Of the others, one was a lay person, one was a former medical practitioner and one was a dental technician. But they accepted the research at face value and made the recommendation on a majority vote. Fortunately, it was for the full Council to take the final decision in open session, and having teetered briefly on the edge of taking a spectacularly embarrassing decision and an early grave for a Council barely a year into its five-year term, sanity prevailed and the decision was deferred so that a full impact assessment could be carried out.

And yes, one asks why this had not been done already, before bringing the matter to Council for a final decision based on a firm recommendation from (effectively) three people. It is at moments like this that one realises the price that we are all paying for having a fully nominated (rather than elected) Council, and one which is the least experienced in living memory, in terms of its understanding of the profession.
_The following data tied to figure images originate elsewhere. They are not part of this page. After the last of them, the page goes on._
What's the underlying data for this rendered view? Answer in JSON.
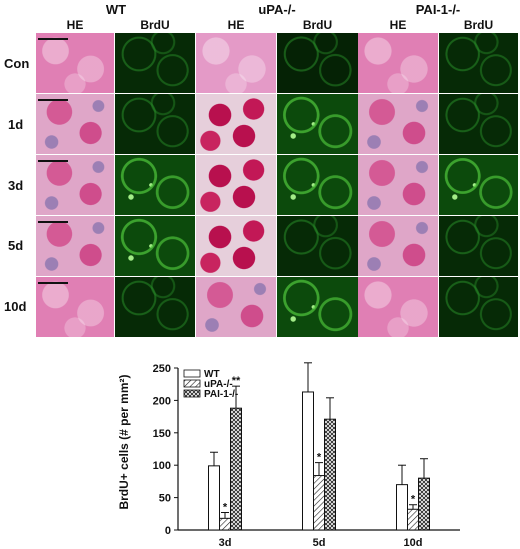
{
  "micrograph": {
    "groups": [
      "WT",
      "uPA-/-",
      "PAI-1-/-"
    ],
    "stains": [
      "HE",
      "BrdU"
    ],
    "rows": [
      "Con",
      "1d",
      "3d",
      "5d",
      "10d"
    ]
  },
  "chart_data": {
    "type": "bar",
    "categories": [
      "3d",
      "5d",
      "10d"
    ],
    "series": [
      {
        "name": "WT",
        "values": [
          99,
          213,
          70
        ],
        "errors": [
          21,
          45,
          30
        ],
        "pattern": "solid-white"
      },
      {
        "name": "uPA-/-",
        "values": [
          18,
          84,
          32
        ],
        "errors": [
          9,
          20,
          7
        ],
        "pattern": "hatch"
      },
      {
        "name": "PAI-1-/-",
        "values": [
          188,
          171,
          80
        ],
        "errors": [
          34,
          33,
          30
        ],
        "pattern": "crosshatch"
      }
    ],
    "annotations": [
      {
        "series": "uPA-/-",
        "category": "3d",
        "text": "*"
      },
      {
        "series": "PAI-1-/-",
        "category": "3d",
        "text": "**"
      },
      {
        "series": "uPA-/-",
        "category": "5d",
        "text": "*"
      },
      {
        "series": "uPA-/-",
        "category": "10d",
        "text": "*"
      }
    ],
    "ylabel": "BrdU+ cells (# per mm²)",
    "xlabel": "",
    "ylim": [
      0,
      250
    ],
    "yticks": [
      0,
      50,
      100,
      150,
      200,
      250
    ],
    "legend_position": "top-left"
  }
}
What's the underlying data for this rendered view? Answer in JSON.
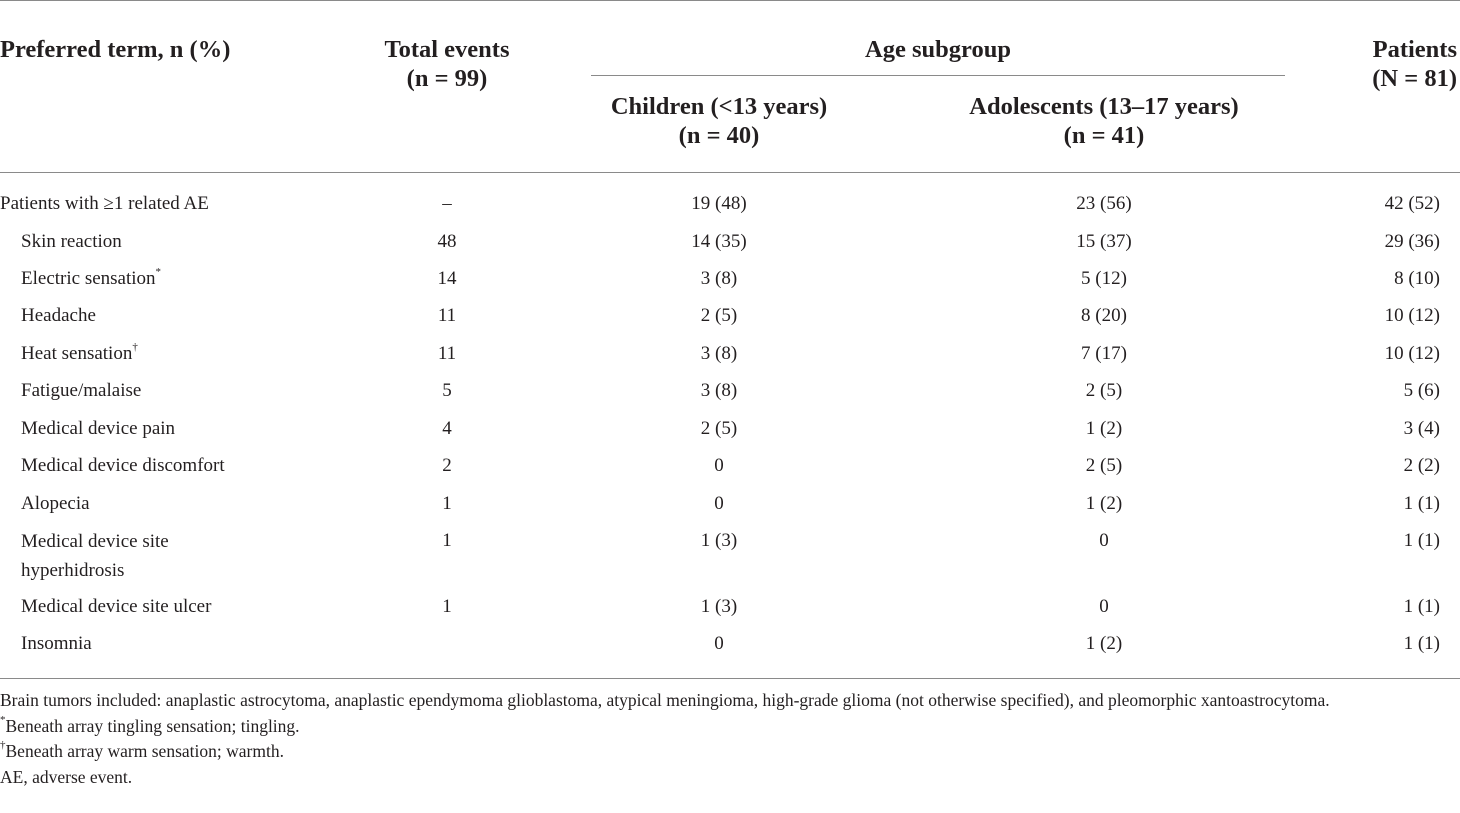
{
  "header": {
    "preferred_term": "Preferred term, n (%)",
    "total_events": [
      "Total events",
      "(n = 99)"
    ],
    "age_subgroup": "Age subgroup",
    "children": [
      "Children (<13 years)",
      "(n = 40)"
    ],
    "adolescents": [
      "Adolescents (13–17 years)",
      "(n = 41)"
    ],
    "patients": [
      "Patients",
      "(N = 81)"
    ]
  },
  "rows": [
    {
      "term": "Patients with ≥1 related AE",
      "mark": "",
      "total": "–",
      "children": "19 (48)",
      "adolescents": "23 (56)",
      "patients": "42 (52)"
    },
    {
      "term": "Skin reaction",
      "mark": "",
      "total": "48",
      "children": "14 (35)",
      "adolescents": "15 (37)",
      "patients": "29 (36)"
    },
    {
      "term": "Electric sensation",
      "mark": "*",
      "total": "14",
      "children": "3 (8)",
      "adolescents": "5 (12)",
      "patients": "8 (10)"
    },
    {
      "term": "Headache",
      "mark": "",
      "total": "11",
      "children": "2 (5)",
      "adolescents": "8 (20)",
      "patients": "10 (12)"
    },
    {
      "term": "Heat sensation",
      "mark": "†",
      "total": "11",
      "children": "3 (8)",
      "adolescents": "7 (17)",
      "patients": "10 (12)"
    },
    {
      "term": "Fatigue/malaise",
      "mark": "",
      "total": "5",
      "children": "3 (8)",
      "adolescents": "2 (5)",
      "patients": "5 (6)"
    },
    {
      "term": "Medical device pain",
      "mark": "",
      "total": "4",
      "children": "2 (5)",
      "adolescents": "1 (2)",
      "patients": "3 (4)"
    },
    {
      "term": "Medical device discomfort",
      "mark": "",
      "total": "2",
      "children": "0",
      "adolescents": "2 (5)",
      "patients": "2 (2)"
    },
    {
      "term": "Alopecia",
      "mark": "",
      "total": "1",
      "children": "0",
      "adolescents": "1 (2)",
      "patients": "1 (1)"
    },
    {
      "term": "Medical device site hyperhidrosis",
      "mark": "",
      "total": "1",
      "children": "1 (3)",
      "adolescents": "0",
      "patients": "1 (1)"
    },
    {
      "term": "Medical device site ulcer",
      "mark": "",
      "total": "1",
      "children": "1 (3)",
      "adolescents": "0",
      "patients": "1 (1)"
    },
    {
      "term": "Insomnia",
      "mark": "",
      "total": "",
      "children": "0",
      "adolescents": "1 (2)",
      "patients": "1 (1)"
    }
  ],
  "footnotes": {
    "tumors": "Brain tumors included: anaplastic astrocytoma, anaplastic ependymoma glioblastoma, atypical meningioma, high-grade glioma (not otherwise specified), and pleomorphic xantoastrocytoma.",
    "note1_mark": "*",
    "note1": "Beneath array tingling sensation; tingling.",
    "note2_mark": "†",
    "note2": "Beneath array warm sensation; warmth.",
    "abbrev": "AE, adverse event."
  }
}
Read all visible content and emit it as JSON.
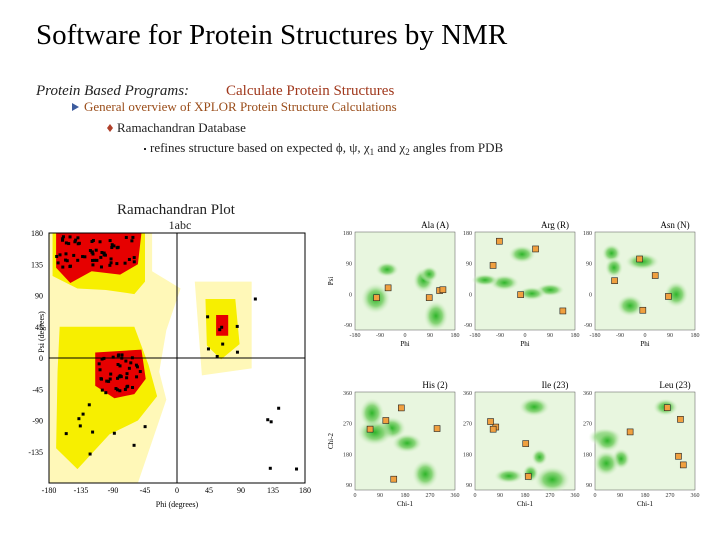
{
  "title": "Software for Protein Structures by NMR",
  "section": {
    "label": "Protein Based Programs:",
    "topic": "Calculate Protein Structures"
  },
  "bullets": [
    "General overview of XPLOR Protein Structure Calculations",
    "Ramachandran Database"
  ],
  "sub_bullet": {
    "parts": [
      "refines structure based on expected ϕ, ψ, χ",
      "1",
      " and χ",
      "2",
      " angles from PDB"
    ]
  },
  "ramachandran": {
    "title": "Ramachandran Plot",
    "protein": "1abc",
    "x_label": "Phi (degrees)",
    "y_label": "Psi (degrees)",
    "x_ticks": [
      "-180",
      "-135",
      "-90",
      "-45",
      "0",
      "45",
      "90",
      "135",
      "180"
    ],
    "y_ticks": [
      "180",
      "135",
      "90",
      "45",
      "0",
      "-45",
      "-90",
      "-135"
    ]
  },
  "backbone_panels": {
    "x_label": "Phi",
    "y_label": "Psi",
    "x_ticks": [
      "-180",
      "-90",
      "0",
      "90",
      "180"
    ],
    "y_ticks": [
      "180",
      "90",
      "0",
      "-90"
    ],
    "titles": [
      "Ala (A)",
      "Arg (R)",
      "Asn (N)"
    ]
  },
  "sidechain_panels": {
    "x_label": "Chi-1",
    "y_label": "Chi-2",
    "x_ticks": [
      "0",
      "90",
      "180",
      "270",
      "360"
    ],
    "y_ticks": [
      "360",
      "270",
      "180",
      "90"
    ],
    "titles": [
      "His (2)",
      "Ile (23)",
      "Leu (23)"
    ]
  }
}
There are still some sane people on the GDC, including some who can remember the ‘call me Doctor’ debacle last time around – so we shouldn’t tar them all with the same brush. But their voice is being drowned out by others who are perhaps intoxicated by regulation itself, and the result is an alarming disconnect.

We do not yet know whose brainchild it was to unearth the ‘Call me Doctor’ debate, and whether it was driven forwards by a lay Council member or parties within the GDC staff, perhaps – but this will come out in time. What matters much more is that the same factors, if left in place, might yet wreak more havoc on this or other (more important) issues.

One can only hope that the impact assessment will highlight the potential for months or years of entirely avoidable, unnecessary and costly Investigating Committee and Fitness to Practise hearings – perhaps many thousands of them –and quite probably, legal challenges in Europe and elsewhere that will comfortably take the GDC into the middle of this decade.

Don’t even think about what this will mean for your Annual Retention Fee. Dentists are not allowed to behave in a way that undermines public confidence in the profession, but the GDC seems hell bent on doing precisely this at every opportunity.  What we are currently witnessing is regulation not in the interests of the public, as it purports to be, but regulation for its own sake. Regulation that takes, as its starting point, the premise that nobody in and around dentistry knows anything worth knowing, and anyone whose experience comes from outside dentistry will always know better.

Regulation that has lost its sense of priorities and is completely out of control. And we should all be very sad about that, not just angry.